How employers are trying to recruit applicants

According to the respondents, some of the strategies employers are using to attract more qualified physician applicants include networking, improving compensation, and using a recruitment firm. 

For employers, networking through their own physician and staff was most often viewed as being more cost-effective than other strategies, such as sending recruiters to conferences or increasing pay and benefits.

"I'm not surprised that the things that are going to cost more are not as popular, when organizations are so uncertain of where they'll be financially in the future," said Maddi Davidson, a principal and senior director of market access at Avalere Health. "And, of course, the networking just makes inherent sense because doctors want to work with people they know and trust."

However, despite these recruitment efforts, over half of respondents said there was a lack of qualified applicants in their local market for physicians, nurses and physician assistants, and support staff. According to the respondents, this shortage of qualified applicants was felt more acutely with primary care physicians (56%) compared to medical specialists (44%).

"Primary care physicians are gatekeepers to the system and 'feed' specialists, so there is a strong need for their services," Decker said. "However, in our experience, both primary care physicians and specialists are in short supply."

Some respondents also expressed concerns about the availability of qualified physician candidates in the future.

"After interviewing recent graduate physicians, I am concerned with the quantity and quality of the workforce," one respondent said.

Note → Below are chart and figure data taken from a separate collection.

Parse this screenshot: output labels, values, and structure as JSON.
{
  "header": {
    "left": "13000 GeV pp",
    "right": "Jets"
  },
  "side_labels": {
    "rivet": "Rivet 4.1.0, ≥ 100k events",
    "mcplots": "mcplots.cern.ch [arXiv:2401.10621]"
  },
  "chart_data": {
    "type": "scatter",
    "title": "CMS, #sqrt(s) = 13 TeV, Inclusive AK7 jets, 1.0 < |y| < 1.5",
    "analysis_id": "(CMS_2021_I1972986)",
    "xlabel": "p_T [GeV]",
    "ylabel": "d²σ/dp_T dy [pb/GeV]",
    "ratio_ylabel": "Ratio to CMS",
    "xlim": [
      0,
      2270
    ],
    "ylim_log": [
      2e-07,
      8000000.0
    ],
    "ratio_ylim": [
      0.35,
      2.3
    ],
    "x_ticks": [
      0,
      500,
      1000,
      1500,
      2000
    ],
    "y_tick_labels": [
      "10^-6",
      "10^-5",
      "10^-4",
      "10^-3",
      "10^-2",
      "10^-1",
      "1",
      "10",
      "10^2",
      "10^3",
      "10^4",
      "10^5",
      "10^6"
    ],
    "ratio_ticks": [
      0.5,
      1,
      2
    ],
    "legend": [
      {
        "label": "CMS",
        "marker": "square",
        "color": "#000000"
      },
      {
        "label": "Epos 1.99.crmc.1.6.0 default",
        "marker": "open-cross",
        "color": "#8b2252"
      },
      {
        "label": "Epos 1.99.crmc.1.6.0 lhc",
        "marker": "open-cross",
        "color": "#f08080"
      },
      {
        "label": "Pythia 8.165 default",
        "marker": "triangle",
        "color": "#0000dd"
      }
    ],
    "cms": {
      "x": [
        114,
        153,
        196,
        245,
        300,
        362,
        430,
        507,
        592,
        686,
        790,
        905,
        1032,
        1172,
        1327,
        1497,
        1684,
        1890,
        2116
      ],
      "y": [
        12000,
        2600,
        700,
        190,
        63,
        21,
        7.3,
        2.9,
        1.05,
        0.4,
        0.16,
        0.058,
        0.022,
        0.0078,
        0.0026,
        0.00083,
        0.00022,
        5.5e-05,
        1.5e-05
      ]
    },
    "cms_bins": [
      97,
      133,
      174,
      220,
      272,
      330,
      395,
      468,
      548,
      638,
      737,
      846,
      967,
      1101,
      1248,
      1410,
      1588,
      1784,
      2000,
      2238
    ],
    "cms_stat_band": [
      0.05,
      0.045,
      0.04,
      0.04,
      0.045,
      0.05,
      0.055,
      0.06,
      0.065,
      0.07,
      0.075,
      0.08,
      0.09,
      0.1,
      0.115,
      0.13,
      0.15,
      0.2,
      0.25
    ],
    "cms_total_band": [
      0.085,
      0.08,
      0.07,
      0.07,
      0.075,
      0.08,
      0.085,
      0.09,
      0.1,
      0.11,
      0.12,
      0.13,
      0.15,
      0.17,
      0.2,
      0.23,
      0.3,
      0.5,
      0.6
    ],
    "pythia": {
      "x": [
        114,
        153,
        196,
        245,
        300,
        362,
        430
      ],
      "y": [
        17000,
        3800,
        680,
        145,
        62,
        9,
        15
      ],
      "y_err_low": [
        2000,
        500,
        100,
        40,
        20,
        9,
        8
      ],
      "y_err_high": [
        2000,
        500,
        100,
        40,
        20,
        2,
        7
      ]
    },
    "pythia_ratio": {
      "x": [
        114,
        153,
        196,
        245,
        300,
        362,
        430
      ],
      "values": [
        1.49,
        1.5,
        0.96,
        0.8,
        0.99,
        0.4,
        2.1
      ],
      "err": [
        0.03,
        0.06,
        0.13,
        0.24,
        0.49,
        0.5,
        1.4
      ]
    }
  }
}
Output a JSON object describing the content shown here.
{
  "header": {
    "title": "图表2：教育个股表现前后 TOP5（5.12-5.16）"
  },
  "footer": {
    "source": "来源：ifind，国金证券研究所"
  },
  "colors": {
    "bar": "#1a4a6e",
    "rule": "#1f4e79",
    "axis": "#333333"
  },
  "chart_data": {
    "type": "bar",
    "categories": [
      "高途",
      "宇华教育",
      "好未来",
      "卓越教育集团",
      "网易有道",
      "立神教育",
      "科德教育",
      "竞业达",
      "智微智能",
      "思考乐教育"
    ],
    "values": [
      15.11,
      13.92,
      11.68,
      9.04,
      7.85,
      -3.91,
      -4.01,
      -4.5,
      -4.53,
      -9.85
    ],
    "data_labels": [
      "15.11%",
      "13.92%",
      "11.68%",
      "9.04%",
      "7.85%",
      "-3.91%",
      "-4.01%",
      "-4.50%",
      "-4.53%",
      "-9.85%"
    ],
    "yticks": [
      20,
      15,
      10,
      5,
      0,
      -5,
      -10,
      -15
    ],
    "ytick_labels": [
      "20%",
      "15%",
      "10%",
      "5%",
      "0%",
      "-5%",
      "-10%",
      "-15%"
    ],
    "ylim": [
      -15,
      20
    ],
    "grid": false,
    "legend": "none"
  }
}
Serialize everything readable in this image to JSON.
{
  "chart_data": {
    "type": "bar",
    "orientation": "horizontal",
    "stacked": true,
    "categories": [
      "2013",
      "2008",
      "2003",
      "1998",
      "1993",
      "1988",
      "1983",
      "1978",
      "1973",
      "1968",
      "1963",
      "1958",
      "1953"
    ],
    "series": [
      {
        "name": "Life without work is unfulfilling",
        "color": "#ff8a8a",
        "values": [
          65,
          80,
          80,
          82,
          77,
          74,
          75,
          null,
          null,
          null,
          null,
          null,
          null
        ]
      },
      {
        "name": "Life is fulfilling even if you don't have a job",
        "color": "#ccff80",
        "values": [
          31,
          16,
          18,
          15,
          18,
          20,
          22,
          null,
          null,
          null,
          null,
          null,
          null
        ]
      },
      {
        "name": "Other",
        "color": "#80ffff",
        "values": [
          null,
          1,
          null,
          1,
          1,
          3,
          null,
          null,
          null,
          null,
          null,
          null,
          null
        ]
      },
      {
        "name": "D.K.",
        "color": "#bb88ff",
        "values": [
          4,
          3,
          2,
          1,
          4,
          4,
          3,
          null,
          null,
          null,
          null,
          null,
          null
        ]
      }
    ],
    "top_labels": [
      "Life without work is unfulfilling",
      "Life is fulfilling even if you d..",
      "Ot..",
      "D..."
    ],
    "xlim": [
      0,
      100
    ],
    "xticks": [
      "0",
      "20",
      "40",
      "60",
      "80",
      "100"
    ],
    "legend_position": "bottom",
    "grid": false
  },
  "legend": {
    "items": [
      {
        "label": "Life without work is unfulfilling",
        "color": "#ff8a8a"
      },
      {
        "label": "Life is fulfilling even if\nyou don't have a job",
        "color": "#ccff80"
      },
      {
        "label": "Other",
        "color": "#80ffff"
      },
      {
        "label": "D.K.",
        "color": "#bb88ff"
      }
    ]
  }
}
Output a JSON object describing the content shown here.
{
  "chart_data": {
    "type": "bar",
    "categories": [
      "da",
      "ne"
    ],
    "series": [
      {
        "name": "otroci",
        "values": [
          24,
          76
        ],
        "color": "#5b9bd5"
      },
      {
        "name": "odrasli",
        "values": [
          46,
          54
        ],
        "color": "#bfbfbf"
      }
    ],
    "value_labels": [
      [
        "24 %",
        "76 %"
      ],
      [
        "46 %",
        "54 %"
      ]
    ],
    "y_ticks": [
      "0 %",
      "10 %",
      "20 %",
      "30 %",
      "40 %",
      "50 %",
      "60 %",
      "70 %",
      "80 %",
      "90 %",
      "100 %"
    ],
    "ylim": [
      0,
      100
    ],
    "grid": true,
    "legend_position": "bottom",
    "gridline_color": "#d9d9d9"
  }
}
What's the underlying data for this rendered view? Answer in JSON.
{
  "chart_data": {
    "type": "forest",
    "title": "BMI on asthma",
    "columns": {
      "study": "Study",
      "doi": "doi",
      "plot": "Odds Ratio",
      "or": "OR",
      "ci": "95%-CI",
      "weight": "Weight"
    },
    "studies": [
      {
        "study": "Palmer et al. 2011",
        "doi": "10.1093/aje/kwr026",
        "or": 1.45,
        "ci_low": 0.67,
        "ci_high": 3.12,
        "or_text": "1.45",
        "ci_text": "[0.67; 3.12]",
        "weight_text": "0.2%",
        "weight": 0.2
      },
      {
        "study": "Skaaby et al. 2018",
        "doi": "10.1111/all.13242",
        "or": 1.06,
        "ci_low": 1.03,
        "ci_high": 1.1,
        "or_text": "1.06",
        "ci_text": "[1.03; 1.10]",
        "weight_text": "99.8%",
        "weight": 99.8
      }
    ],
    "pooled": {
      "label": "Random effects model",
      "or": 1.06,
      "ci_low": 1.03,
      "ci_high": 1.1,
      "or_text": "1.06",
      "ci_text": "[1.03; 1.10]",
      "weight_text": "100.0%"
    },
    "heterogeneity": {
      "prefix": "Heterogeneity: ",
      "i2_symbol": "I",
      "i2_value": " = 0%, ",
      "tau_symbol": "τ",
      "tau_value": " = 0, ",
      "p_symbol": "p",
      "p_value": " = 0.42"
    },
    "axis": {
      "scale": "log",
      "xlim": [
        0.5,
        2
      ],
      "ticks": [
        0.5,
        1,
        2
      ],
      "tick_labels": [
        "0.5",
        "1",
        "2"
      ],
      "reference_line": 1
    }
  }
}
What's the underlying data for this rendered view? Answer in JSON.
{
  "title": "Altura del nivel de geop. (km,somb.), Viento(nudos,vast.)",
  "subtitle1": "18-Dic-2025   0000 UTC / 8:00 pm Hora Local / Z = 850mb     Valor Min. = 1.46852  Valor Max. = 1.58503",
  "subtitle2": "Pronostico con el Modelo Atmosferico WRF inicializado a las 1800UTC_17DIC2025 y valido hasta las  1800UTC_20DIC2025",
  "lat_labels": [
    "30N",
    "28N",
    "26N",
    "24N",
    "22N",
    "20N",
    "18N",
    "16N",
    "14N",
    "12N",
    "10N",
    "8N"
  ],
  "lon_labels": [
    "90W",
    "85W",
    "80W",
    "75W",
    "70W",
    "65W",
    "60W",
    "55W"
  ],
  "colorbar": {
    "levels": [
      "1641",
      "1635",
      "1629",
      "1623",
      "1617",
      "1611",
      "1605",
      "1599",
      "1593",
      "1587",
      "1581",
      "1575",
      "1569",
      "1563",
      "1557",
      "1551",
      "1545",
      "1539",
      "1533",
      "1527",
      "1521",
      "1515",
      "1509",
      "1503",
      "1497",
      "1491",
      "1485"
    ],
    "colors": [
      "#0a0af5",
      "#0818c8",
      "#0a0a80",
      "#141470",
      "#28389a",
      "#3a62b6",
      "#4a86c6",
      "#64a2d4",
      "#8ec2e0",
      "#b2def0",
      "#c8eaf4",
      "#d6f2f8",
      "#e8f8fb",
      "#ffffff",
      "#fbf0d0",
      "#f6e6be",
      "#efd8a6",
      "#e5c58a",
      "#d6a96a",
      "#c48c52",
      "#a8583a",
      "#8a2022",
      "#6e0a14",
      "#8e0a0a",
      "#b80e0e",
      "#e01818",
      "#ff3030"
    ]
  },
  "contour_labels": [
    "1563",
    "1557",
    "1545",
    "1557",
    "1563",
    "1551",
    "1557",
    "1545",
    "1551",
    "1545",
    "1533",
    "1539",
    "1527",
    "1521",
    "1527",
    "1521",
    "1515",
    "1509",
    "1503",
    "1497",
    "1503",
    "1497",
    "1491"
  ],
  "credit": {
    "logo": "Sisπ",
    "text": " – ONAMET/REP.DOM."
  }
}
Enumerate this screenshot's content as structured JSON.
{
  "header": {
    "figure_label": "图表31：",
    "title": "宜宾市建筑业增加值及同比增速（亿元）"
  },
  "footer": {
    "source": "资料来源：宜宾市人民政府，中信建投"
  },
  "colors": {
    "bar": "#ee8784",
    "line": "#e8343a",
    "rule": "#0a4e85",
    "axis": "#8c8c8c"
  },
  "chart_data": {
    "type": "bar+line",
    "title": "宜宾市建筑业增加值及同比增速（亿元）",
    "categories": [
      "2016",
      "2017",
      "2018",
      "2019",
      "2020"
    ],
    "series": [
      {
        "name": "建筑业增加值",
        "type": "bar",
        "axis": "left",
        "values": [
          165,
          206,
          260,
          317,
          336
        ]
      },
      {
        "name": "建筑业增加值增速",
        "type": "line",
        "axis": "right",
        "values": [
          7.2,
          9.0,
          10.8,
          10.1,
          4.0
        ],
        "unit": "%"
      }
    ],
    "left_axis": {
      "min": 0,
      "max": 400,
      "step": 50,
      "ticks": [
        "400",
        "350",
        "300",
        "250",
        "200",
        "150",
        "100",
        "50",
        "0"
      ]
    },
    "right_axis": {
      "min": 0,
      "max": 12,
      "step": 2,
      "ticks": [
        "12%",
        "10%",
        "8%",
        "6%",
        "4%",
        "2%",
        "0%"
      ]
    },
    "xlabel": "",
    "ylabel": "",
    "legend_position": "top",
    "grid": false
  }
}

"Applications for medical school have not increased sufficiently to fulfill the anticipated needs of the future," another respondent said. "Additionally, residency graduates entering the physician workforce have a more work-life balance approach, which may be wise but nonetheless contribute to a lack of practicing physicians in the future."

(McKenna, Medscape, 8/22; Bettelheim, Axios, 8/26)


Advisory Board's take

The solution isn't more doctors. It's more efficiency.

By Sebastian Beckmann and Daniel Kuzmanovich

There are some specific specialties and geographic areas with a physician shortage. For example, neurosurgeon supply almost singlehandedly drives neurosurgery volumes and many rural markets lack any primary care coverage.

But in some instances, we question whether we have a physician shortage for a very specific reason: We don't currently practice in the most efficient way possible.

In other words, we don't have a nationwide physician shortage. We have an efficiency problem.

More broadly, we should be thinking about physician time. Physicians spend outsized time on administrative tasks which limits their ability to treat patients.

For instance, our recent physician research found that each physician spends about six hours and nine minutes (369 minutes) per day on three tasks alone: documentation, prior authorization, and inbox messaging.

However, with appropriate workflow interventions in each of those three categories, that time could be drastically reduced by about 3 hours. These three actionable insights detail the custom workflow solutions that save providers time.

So, while it's true there is a physician shortage in some markets or specialties, it's also true that a lot of administrative burden and inefficiency in our current care model is reducing physicians' availability. 

If we reduce administrative burden on physician time and triage patients to the right provider at scale, we could obviate the shortage.